Canada’s big five banks will have to start making additional public disclosures about various measures of systemic importance under new rules aimed at enhancing public transparency about systemically important banks.

The Office of the Superintendent of Financial Institutions (OSFI) published an advisory Monday, spelling out new disclosure requirements for big banks.

In July 2013, the Basel Committee on Banking Supervision established a requirement for the annual public disclosure of selected data that it uses to assess whether an institution is to be considered systemically important, including measures of interconnectedness, complexity, and asset exposure.

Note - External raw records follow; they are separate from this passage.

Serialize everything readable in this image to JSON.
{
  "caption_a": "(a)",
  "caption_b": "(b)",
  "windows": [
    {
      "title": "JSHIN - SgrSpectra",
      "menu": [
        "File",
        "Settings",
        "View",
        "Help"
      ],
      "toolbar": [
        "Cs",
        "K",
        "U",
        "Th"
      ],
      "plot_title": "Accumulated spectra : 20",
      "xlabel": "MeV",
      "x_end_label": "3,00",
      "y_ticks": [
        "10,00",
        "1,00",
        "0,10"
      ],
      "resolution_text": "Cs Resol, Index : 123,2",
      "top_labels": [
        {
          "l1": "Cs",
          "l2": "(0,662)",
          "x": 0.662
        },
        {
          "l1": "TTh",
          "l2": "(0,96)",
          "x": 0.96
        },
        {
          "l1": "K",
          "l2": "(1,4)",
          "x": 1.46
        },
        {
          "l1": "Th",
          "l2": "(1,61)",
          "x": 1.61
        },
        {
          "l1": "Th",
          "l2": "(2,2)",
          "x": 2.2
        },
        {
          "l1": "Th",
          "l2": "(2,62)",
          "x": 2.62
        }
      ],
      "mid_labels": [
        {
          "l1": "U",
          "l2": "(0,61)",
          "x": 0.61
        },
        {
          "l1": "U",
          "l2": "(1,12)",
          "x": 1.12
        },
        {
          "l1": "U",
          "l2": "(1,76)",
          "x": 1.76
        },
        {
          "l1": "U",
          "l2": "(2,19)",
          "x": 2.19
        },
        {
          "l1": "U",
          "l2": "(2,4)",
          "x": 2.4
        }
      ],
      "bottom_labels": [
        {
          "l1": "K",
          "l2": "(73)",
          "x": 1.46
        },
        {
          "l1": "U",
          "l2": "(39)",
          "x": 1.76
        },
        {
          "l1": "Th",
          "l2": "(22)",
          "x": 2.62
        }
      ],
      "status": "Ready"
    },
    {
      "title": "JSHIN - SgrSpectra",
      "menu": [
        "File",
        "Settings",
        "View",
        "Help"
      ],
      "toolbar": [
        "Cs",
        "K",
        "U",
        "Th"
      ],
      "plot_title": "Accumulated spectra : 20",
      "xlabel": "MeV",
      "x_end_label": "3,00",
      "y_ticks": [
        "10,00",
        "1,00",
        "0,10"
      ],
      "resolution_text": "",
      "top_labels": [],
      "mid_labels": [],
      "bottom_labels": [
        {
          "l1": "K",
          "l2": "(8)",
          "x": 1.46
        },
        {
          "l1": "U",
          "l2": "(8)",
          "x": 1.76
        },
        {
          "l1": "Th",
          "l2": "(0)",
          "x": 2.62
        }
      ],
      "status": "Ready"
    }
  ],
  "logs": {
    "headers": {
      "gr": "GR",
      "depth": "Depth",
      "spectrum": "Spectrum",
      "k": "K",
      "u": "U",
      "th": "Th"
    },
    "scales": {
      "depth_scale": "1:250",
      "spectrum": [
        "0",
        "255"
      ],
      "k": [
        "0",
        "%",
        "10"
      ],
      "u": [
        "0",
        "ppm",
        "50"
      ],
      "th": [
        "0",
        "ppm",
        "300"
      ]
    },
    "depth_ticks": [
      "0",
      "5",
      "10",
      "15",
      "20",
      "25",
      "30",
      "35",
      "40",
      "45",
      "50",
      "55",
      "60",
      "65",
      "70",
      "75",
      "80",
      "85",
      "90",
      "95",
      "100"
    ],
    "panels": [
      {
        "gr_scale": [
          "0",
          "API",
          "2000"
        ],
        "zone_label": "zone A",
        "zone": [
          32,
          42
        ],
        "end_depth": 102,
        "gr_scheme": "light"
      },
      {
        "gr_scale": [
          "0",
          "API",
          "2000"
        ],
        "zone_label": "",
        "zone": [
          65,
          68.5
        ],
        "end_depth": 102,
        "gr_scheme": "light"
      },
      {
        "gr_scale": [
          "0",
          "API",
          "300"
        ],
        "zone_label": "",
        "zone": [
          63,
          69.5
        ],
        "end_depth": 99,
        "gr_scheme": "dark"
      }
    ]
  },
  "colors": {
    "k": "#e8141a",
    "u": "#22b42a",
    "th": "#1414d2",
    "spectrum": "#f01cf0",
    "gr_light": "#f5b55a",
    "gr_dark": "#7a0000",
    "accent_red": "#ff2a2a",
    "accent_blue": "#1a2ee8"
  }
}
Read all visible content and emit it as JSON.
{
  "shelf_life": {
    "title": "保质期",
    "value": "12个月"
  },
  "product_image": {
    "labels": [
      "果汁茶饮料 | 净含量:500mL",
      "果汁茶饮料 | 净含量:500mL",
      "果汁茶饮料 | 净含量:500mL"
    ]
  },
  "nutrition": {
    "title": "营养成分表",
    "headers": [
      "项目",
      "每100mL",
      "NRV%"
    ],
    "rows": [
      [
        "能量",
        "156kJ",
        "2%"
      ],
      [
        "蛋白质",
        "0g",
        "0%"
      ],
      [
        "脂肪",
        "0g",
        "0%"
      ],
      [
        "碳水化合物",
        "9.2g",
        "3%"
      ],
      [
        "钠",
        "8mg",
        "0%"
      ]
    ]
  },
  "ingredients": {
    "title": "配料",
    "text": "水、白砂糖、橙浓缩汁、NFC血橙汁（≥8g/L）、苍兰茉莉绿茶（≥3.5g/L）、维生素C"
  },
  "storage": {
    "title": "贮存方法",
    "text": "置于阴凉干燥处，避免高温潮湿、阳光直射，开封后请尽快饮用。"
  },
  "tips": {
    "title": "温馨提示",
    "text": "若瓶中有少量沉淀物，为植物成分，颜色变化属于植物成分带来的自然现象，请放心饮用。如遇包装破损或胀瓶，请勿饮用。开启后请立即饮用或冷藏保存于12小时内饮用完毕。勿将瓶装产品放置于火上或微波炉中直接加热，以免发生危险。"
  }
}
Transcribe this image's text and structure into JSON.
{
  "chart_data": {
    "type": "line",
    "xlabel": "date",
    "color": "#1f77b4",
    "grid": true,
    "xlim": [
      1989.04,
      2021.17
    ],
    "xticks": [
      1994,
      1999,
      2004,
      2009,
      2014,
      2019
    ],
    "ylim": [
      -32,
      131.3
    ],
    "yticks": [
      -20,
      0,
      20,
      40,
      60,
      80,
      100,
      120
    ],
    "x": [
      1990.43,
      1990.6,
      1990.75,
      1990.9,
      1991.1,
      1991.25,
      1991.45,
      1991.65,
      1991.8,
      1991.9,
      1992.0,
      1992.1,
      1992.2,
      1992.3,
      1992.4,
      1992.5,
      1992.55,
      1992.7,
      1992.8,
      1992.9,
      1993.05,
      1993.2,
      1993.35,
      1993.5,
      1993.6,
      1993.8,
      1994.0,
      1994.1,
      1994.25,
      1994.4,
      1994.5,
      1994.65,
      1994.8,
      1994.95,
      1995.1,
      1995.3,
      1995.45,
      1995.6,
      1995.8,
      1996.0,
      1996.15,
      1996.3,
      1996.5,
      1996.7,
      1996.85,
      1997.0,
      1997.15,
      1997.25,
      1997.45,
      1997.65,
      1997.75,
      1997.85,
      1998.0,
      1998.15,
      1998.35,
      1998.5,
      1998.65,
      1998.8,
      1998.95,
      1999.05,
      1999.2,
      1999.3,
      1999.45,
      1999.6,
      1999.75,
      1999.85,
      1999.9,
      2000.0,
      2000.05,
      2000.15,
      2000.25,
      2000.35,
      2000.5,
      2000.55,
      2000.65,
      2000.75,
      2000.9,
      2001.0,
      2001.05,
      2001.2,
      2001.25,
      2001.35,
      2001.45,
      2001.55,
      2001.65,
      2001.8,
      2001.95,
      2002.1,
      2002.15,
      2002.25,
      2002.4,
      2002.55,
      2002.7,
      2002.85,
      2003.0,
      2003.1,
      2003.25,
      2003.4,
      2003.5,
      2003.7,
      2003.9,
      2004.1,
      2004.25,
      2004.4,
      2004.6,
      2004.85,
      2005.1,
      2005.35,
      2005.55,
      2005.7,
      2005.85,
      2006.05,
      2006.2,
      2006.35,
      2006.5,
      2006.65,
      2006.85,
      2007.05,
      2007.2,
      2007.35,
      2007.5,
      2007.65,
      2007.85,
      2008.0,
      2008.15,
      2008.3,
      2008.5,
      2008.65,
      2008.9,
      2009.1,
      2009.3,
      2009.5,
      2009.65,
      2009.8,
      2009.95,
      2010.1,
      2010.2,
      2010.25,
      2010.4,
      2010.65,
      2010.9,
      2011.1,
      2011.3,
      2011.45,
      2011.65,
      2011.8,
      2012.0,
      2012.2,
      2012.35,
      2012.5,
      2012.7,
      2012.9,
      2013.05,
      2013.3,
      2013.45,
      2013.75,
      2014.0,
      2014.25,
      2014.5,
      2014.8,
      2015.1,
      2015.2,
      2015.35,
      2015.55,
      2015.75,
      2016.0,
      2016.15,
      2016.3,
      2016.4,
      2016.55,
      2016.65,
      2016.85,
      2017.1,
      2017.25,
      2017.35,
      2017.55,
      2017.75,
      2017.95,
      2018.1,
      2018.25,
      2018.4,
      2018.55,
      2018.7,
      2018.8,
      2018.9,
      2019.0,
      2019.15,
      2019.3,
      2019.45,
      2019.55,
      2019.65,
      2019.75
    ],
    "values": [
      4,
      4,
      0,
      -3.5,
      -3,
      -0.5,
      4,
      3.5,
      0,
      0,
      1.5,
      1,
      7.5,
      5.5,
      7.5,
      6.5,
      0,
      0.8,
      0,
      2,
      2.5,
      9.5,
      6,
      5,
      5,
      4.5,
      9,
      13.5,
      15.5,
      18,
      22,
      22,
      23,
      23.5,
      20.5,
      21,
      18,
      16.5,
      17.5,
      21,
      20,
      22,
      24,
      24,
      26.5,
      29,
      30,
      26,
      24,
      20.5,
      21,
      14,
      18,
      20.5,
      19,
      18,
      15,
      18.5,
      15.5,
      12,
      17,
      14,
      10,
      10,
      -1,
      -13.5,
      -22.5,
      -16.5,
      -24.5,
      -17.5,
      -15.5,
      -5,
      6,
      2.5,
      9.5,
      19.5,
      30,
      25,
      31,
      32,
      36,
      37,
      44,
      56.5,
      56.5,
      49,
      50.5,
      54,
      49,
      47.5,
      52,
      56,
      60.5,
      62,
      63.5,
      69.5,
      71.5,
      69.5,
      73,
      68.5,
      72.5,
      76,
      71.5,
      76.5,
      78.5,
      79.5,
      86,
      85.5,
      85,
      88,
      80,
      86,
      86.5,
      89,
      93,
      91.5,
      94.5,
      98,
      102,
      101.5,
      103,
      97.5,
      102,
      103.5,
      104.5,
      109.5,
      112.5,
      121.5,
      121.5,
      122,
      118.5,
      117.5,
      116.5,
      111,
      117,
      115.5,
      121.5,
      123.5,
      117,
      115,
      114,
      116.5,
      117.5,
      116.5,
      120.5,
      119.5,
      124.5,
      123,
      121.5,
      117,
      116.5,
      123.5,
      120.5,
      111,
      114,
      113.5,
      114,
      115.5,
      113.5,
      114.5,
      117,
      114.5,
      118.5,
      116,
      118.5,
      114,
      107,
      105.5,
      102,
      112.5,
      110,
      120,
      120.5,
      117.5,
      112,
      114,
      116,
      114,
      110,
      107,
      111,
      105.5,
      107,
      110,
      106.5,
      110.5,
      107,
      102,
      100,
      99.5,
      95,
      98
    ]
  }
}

The disclosure requirement applies to large globally active banks. OSFI’s advisory says that federally regulated banks that meet the definition as of the end of financial year 2013 are required to publicly disclose in the required data in their interim financial reports in the first quarter of 2015.

In Canada, all of the big five banks (Bank of Montreal, CIBC, Royal Bank of Canada, Bank of Nova Scotia, and Toronto-Dominion Bank) currently meet the criteria requiring disclosure, OSFI notes.

The advisory notes that banks may choose to disclose the required information in their annual reports to shareholders. “These banks are required to publicly disclose, at a minimum, the Canadian-dollar denominated values of the 12 indicators comprising the G-SIB assessment methodology,” it notes.